将选好的贺礼包好之后,沈连溪应当与云晚一同回府。
可走到一半,她又担心沈轩如今的状况。
索性离云府已经不远。
云晚便把马车让给了沈连溪,自己下车走回府里。
可就是这短短的一段路,还是出了事端。
再路过一个小巷子里的时候,她听见了叫骂之声。
从破烂的围墙里看去,竟是一伙匪徒围着一个躺在地上的人喊打喊杀。
云晚微微蹙眉,跟在她身后的风影见到这副情形,便问道:“可要手下进去帮忙?”
对付这几个人,她应该还是没有什么问题。
哪知云晚却摇了摇头。
她心中自有主意。
云晚在路边拔了几株风华草,点燃了之后,又加了些路边的茅草进去。
顿时难闻的气味就飘向了屋子。
那些匪徒顿时被呛得四散而逃。
“王妃,你怎么会这些。”
风影还没从刚才的变故中反应过来,这样的事情,饶是她活了十多年,也闻所未闻。
云晚不以为意的拂了拂衣袖,“不过是些糊弄人的把戏罢了。”
“你们是王府的人?”
躺在角落的男子微微侧过身子,挣扎着半坐起身,他方才将云晚所做的一切都看在了眼里。
他沉着声音问道:“是哪个王府?”
云晚转过身子,看着躺在草席上的男子。
“你又是何人?”
云晚让风影点燃了一支火把,借着火光打量着这个伤势颇重的男子。
男子眉眼修长,鼻梁坚挺,双唇紧抿成线,生的倒是十分俊美。
虽然他穿着的玄色长衫已经破破烂烂,但依旧难掩他身上的华贵之气。
双眸之中更是有着一丝难以察觉的锐利。
此人看着并不是什么寻常人。
见云晚不答反问,对方先是眸光一顿。
随后道:“若你们真是王府的人,应当识得云砚辞云丞相,里屋躺着的便是他的二弟。

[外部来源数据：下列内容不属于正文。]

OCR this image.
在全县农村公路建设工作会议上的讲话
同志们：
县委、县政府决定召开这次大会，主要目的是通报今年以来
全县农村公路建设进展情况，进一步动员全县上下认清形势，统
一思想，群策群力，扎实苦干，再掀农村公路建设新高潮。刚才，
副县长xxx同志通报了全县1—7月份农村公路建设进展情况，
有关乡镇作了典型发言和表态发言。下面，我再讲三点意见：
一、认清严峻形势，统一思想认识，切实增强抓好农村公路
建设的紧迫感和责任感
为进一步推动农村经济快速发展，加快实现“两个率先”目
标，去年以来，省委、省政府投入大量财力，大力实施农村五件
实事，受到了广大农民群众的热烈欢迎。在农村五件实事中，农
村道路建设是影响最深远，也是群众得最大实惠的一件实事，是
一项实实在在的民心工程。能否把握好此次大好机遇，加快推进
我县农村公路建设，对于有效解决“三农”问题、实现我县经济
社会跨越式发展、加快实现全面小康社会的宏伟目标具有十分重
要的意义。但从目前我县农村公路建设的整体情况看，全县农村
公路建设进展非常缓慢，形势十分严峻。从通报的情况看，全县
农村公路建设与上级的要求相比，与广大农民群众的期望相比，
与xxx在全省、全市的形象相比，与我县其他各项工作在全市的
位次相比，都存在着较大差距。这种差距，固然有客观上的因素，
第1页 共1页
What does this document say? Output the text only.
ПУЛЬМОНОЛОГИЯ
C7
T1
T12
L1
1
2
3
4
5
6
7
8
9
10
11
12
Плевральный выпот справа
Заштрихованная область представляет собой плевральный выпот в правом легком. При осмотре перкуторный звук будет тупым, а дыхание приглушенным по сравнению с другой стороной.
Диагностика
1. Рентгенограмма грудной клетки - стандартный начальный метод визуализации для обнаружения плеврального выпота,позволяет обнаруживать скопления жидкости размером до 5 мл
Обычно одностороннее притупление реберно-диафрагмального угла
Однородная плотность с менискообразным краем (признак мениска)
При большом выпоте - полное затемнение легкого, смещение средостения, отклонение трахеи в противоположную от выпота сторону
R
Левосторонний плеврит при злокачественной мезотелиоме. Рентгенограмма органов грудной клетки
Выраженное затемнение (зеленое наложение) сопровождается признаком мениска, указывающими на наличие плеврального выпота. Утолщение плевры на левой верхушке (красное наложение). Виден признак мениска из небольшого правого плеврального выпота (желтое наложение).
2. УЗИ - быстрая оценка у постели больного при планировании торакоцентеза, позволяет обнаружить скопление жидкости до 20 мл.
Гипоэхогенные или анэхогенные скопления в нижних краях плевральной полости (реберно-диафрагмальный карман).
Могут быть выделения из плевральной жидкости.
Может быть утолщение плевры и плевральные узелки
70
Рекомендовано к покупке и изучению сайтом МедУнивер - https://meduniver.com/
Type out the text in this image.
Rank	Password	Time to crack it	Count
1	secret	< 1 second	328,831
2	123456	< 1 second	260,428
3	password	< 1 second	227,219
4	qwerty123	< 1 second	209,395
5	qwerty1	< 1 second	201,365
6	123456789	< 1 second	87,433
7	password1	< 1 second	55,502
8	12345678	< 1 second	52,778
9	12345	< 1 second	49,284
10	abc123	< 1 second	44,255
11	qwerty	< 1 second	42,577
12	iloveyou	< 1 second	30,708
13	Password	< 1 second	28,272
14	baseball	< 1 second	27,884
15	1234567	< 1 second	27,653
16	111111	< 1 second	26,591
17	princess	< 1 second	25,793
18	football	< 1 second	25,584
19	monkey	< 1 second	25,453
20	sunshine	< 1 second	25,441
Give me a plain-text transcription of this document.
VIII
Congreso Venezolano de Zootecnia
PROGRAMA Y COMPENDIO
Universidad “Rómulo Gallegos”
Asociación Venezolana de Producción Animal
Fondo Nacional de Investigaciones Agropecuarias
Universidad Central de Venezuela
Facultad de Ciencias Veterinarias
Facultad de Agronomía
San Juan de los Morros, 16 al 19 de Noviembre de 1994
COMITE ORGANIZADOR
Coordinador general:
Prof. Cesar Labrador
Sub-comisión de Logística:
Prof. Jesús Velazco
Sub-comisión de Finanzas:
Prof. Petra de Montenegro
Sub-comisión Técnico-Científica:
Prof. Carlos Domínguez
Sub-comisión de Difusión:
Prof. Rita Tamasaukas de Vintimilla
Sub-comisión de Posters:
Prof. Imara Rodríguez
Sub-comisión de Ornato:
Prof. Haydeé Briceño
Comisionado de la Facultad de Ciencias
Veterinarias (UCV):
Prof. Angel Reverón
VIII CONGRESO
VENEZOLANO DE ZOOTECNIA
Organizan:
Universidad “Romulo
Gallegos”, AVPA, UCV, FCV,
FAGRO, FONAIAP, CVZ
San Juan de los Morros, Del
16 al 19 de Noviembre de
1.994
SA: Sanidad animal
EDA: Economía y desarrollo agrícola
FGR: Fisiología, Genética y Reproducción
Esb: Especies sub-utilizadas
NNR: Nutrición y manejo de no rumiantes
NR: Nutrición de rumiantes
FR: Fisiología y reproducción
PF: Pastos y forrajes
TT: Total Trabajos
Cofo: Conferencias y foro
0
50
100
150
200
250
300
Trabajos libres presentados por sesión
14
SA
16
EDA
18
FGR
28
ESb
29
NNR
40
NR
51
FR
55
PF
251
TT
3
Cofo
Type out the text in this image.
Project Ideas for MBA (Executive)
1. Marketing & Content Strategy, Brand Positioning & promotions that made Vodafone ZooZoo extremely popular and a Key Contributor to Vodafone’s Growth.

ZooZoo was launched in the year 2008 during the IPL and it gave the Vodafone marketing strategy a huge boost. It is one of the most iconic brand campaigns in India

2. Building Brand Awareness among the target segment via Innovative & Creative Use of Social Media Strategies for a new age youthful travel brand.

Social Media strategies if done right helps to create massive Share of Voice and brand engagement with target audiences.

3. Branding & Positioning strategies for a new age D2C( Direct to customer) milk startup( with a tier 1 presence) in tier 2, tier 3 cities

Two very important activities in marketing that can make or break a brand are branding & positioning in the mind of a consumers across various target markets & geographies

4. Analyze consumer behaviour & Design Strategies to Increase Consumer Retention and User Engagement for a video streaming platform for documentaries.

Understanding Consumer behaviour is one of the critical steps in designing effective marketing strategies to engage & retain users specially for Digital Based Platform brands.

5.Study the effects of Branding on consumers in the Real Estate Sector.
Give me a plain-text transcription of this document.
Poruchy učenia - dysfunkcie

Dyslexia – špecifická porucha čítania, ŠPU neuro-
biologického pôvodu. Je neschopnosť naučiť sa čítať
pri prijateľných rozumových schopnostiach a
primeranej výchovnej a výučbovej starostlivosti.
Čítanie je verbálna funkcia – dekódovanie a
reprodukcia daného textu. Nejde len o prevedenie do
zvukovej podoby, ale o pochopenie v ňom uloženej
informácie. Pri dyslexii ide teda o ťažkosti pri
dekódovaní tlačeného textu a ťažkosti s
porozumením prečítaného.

”
云晚闻言心口一紧,二哥竟在此处?
她顺着男子的目光看向那扇破烂不堪的门。
里面真的有躺着二哥吗?
来不及思考太多,她赶紧迈开步子走向那扇门。
刚要推开房门,一道清脆的声音便传了过来。
一个身材娇小的少女,浑身脏兮兮的抱着一个包裹走了进来,她面色紧张的盯着云晚,“这里是你们砸的?你们想干什么?”
那少女秀美中透着一股英气,光采照人,当真是丽若春梅绽雪,神如秋蕙披霜。
两颊融融,霞映澄塘,双目晶晶,月射寒江。腰如折柳,目如流光,广袖逸飞,头戴金丝绣的小帽,帽边插了一根长长的翠绿羽毛,革履青马,旖旎如画。
一头细致乌黑的长发,蓄在双肩上,略显柔美,显出一种别样的风采,让人新生喜爱怜惜之情。洁白的皮肤犹如刚剥壳的鸡蛋,一双灵动的大眼睛一闪一闪仿佛会说话。
小小的红唇与皮肤的白色更显分明。一对小酒窝均匀的分布在脸颊两侧。
少女秀美中透着一股英气,光采照人,当真是丽若春梅绽雪,神如秋蕙披霜,两颊融融,霞映澄塘,双目晶晶,月射寒江。腰插匕首,长辨垂肩,一身鹅黄衫子,头戴金丝绣的小帽,帽边插了一根长长的翠绿羽毛,革履青马,旖旎如画。
那少女十八九岁年纪,身着淡绿衫子,那少女身穿淡蓝色长衫托地,裙边绣有朵朵花瓣,袖口处系一素色丝带,外身披一件白色罗绸,薄如蝉翼,透出几丝典雅。手执一块粉色方帕。那双扣人心弦惹人怜的明眸似乎泛着光
少女一连几个问题抛出,还未等云晚回答,她就好似想起什么,急匆匆了推开小门,跑了进去。
云晚赶忙跟了进去。
一走进去,云晚就发现,这小小的里间倒是放了不少东西。
屋子中间摆放着一只炉子,还有煎药的瓦罐,旁边散落着大大小小的十几包药材。
屋子里的少女此刻正一边给床上躺着的男子喂药,一边警惕的盯着自己。
而那名男子,确实就是云风毅。
方才未进门的时王她还在想,方才门口那群人闹了这么大动静,都不见有人被惊扰出来查看。
所以对那脑子的话半信半疑,可没想到原来人还在昏着。
云风毅身上的衣衫虽然破旧,但却干净整洁,显然是刚换过没多久。
外间的那个男子已经伤成那样,显然是没有替别人换衣服的能力了,那帮他换衣服的人,恐怕只有眼前的少女了。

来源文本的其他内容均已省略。